Written by | Thursday, September 5th, 2013
@Eubulletin

It seems that the Eurozone is coming out of recession after 18 months of economic downturn. The GDP of the 17 countries forming the bloc grew by 0.3 pc in the second quarter of 2013 thanks to the performance of Germany and France.
According to the Eurostat agency, the German and French economies expanded by 0.7 pc and 0.5 pc respectively between April and June, the strongest growth in the region, driven primarily by consumer spending, industrial output and renewed business.
Portugal, among the smallest eurozone economies, posted the fastest growth, at 1.1 pc. The country was among the three which benefited from the multi-billion euro bail-out.
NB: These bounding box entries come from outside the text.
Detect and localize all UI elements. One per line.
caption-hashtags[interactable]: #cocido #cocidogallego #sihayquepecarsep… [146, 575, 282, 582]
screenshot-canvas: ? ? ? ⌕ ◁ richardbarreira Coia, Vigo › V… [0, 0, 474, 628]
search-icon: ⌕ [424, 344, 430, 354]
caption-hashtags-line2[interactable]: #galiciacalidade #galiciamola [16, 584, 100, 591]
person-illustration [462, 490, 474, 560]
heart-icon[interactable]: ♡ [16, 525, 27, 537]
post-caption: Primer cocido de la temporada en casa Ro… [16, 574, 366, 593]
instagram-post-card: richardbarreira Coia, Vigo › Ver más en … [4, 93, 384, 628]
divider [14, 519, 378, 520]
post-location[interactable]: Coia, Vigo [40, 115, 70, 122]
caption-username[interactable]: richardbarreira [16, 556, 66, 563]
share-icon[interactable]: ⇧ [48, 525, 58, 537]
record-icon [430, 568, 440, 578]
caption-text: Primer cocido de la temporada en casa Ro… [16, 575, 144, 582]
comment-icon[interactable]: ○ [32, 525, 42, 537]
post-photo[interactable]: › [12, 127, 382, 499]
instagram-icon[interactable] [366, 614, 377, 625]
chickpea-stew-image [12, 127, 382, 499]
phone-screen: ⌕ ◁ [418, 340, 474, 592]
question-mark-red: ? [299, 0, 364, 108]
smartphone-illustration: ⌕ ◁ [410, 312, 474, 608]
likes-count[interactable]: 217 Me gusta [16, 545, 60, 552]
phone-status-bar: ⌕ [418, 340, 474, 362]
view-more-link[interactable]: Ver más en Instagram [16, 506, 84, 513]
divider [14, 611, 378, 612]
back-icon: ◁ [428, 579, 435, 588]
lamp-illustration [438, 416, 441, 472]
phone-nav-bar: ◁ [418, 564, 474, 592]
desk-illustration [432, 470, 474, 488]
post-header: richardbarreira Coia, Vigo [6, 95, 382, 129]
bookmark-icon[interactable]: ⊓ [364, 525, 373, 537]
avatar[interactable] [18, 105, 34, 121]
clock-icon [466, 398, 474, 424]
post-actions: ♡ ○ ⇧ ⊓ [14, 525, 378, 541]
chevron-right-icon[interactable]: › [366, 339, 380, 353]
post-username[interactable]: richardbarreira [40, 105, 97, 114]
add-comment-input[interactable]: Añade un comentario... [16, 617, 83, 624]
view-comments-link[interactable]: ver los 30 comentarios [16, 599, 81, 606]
The Spanish economy contracted by 0.1 pc, while Italy and the Netherlands reported a 0.2 pc drop.
According to European Commission Vice-President Olli Rehn, the figures show that the European economy was gradually gaining momentum, stressing that “there are still substantial obstacles to overcome” as the growth remains overall modest and fragile.
“A number of member states still have unacceptably high unemployment rates”, he added, stressing that “there is still a very long way to go.”
According to some economists and analysts, the European  economy, which is deeply dependent on exports, especially to emerging markets, will need to find other sources of demand in order to generate sustainable growth.
The good news for the Eurozone in the first two quarters of 2013 was that things did not get worse. The bad news was that some of the Eurozone countries did not get better.
Many experts suggest that a sustained growth in the eurozone requires stronger private consumption and an increase in government expenditure, investments & exports.
The Eurozone is an export-oriented economy but the export structure in this economic bloc has changed, especially in terms of destinations.
After the global financial and economic crisis, Eurozone exports to the BRIC countries (Brazil, Russia, India and China), grew by more than 20 percent annually. In 2012, intra-EU exports stagnated, while extra-EU exports expanded by 9 pc. China has seen the biggest increases in Eurozone exports.
But the reliance of the Eurozone on exports to escape the recession makes it dependent on the growth in emerging markets, which is a highly risky bet.